Accounting for all available data in Q4, it is thought that the UK economy grew faster than the 0.8% registered in Q3. If this morning’s Service Sector PMI report prints optimistically – it is predicted to rise from 60.0 to 60.3 – then it is likely to boost economic confidence, and possibly bolster demand for the Pound.

Optimism towards Sterling in the second half of 2013 was largely driven by speculation that stronger GDP growth and falling Unemployment would persuade the Bank of England to raise interest rates earlier than they had originally forecast.

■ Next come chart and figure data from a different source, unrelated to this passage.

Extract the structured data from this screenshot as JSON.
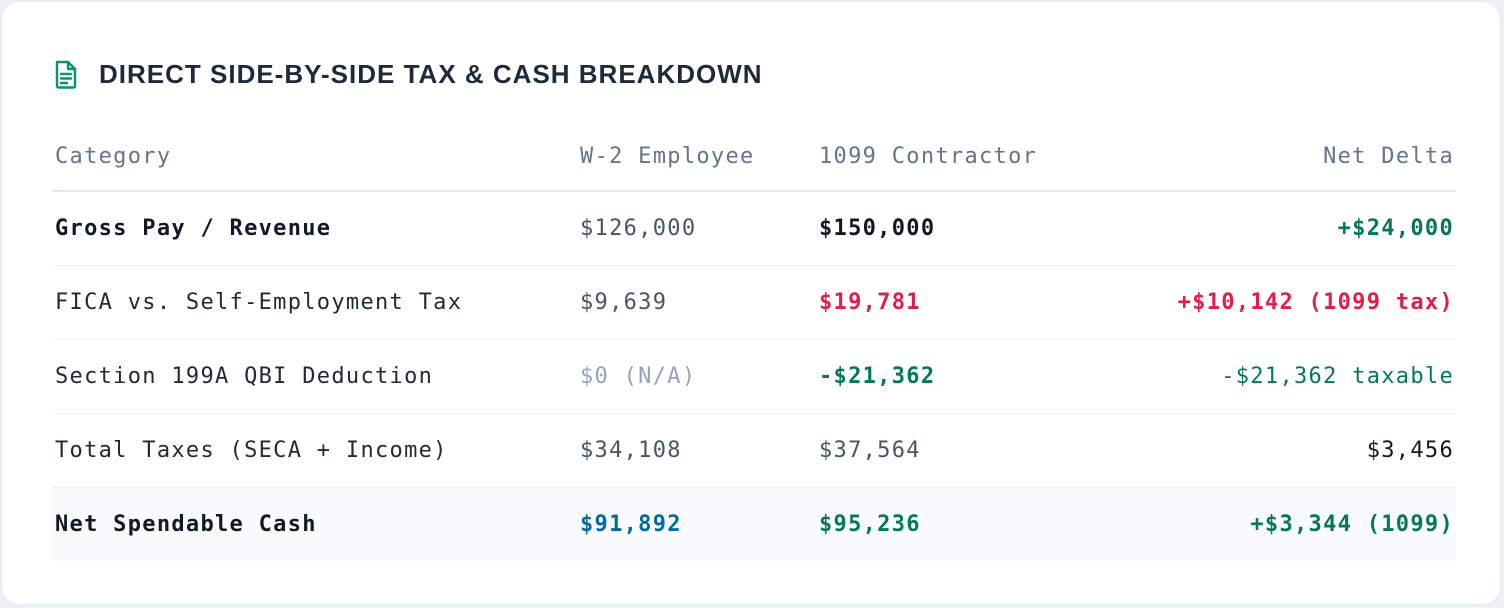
{
  "title": "DIRECT SIDE-BY-SIDE TAX & CASH BREAKDOWN",
  "icon": "document-icon",
  "colors": {
    "accent_green": "#059669",
    "negative_red": "#e11d48",
    "positive_green": "#047857",
    "w2_blue": "#0369a1"
  },
  "table": {
    "headers": [
      "Category",
      "W-2 Employee",
      "1099 Contractor",
      "Net Delta"
    ],
    "rows": [
      [
        "Gross Pay / Revenue",
        "$126,000",
        "$150,000",
        "+$24,000"
      ],
      [
        "FICA vs. Self-Employment Tax",
        "$9,639",
        "$19,781",
        "+$10,142 (1099 tax)"
      ],
      [
        "Section 199A QBI Deduction",
        "$0 (N/A)",
        "-$21,362",
        "-$21,362 taxable"
      ],
      [
        "Total Taxes (SECA + Income)",
        "$34,108",
        "$37,564",
        "$3,456"
      ],
      [
        "Net Spendable Cash",
        "$91,892",
        "$95,236",
        "+$3,344 (1099)"
      ]
    ]
  }
}
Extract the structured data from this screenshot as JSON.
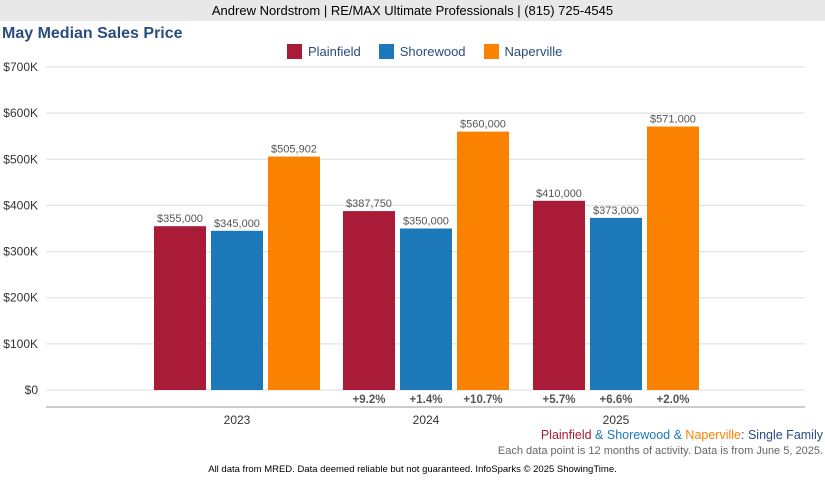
{
  "header": {
    "text": "Andrew Nordstrom | RE/MAX Ultimate Professionals | (815) 725-4545"
  },
  "chart_data": {
    "type": "bar",
    "title": "May Median Sales Price",
    "categories": [
      "2023",
      "2024",
      "2025"
    ],
    "series": [
      {
        "name": "Plainfield",
        "color": "#a91b36",
        "values": [
          355000,
          387750,
          410000
        ],
        "value_labels": [
          "$355,000",
          "$387,750",
          "$410,000"
        ],
        "change_labels": [
          "",
          "+9.2%",
          "+5.7%"
        ]
      },
      {
        "name": "Shorewood",
        "color": "#1c78b8",
        "values": [
          345000,
          350000,
          373000
        ],
        "value_labels": [
          "$345,000",
          "$350,000",
          "$373,000"
        ],
        "change_labels": [
          "",
          "+1.4%",
          "+6.6%"
        ]
      },
      {
        "name": "Naperville",
        "color": "#fb8200",
        "values": [
          505902,
          560000,
          571000
        ],
        "value_labels": [
          "$505,902",
          "$560,000",
          "$571,000"
        ],
        "change_labels": [
          "",
          "+10.7%",
          "+2.0%"
        ]
      }
    ],
    "y_ticks": [
      "$0",
      "$100K",
      "$200K",
      "$300K",
      "$400K",
      "$500K",
      "$600K",
      "$700K"
    ],
    "ylim": [
      0,
      700000
    ],
    "grid": true,
    "legend_position": "top-center"
  },
  "caption": {
    "series1": "Plainfield",
    "amp1": " & ",
    "series2": "Shorewood",
    "amp2": " & ",
    "series3": "Naperville",
    "suffix": ": Single Family",
    "note": "Each data point is 12 months of activity. Data is from June 5, 2025."
  },
  "footer": "All data from MRED. Data deemed reliable but not guaranteed. InfoSparks © 2025 ShowingTime.",
  "colors": {
    "title": "#2a4c7f",
    "grid": "#dddddd",
    "label": "#555555"
  }
}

However, enthusiasm began to wane slightly on Friday as markets digested the possibility that the BoE could modify its forward guidance programme.

The Central Bank currently intends to hike rates when the Unemployment Rate falls to 7.0% but, because the jobless total has fallen faster-than-anticipated in recent months, some economists feel that the BoE will opt to push the Unemployment threshold down to 6.5%.

GBP/USD

Sterling sunk by over half a cent against the US Dollar earlier this morning, reaching a 10-day low of 1.6353. Having fallen through technical support at 1.6440 on Friday, it is difficult to see GBP/USD rising back above that level during today’s session unless the UK Services report throws up an unexpectedly strong result. US data is likely to support the ‘Greenback’ with the ISM Non-Manufacturing report predicted to rise from 53.9 to 54.5.

Commodity currencies

The strong downward GBP/USD moves had a knock-on effect on other Sterling pairs, sending the Pound to Canadian Dollar exchange rate (GBP/CAD) lower by around -0.9 cents and shaving off around -0.4 cents from GBP/EUR.

However, Sterling remained slightly better off against the Australian Dollar and the New Zealand Dollar due to a softer-than-anticipated HSBC Chinese Services PMI result of 50.9 – down from 52.5 the previous month. The disappointing Chinese report damaged demand for the ‘Aussie’ and the ‘Kiwi’ because it was seen to worsen the trade outlook between China and the two Antipodean nations.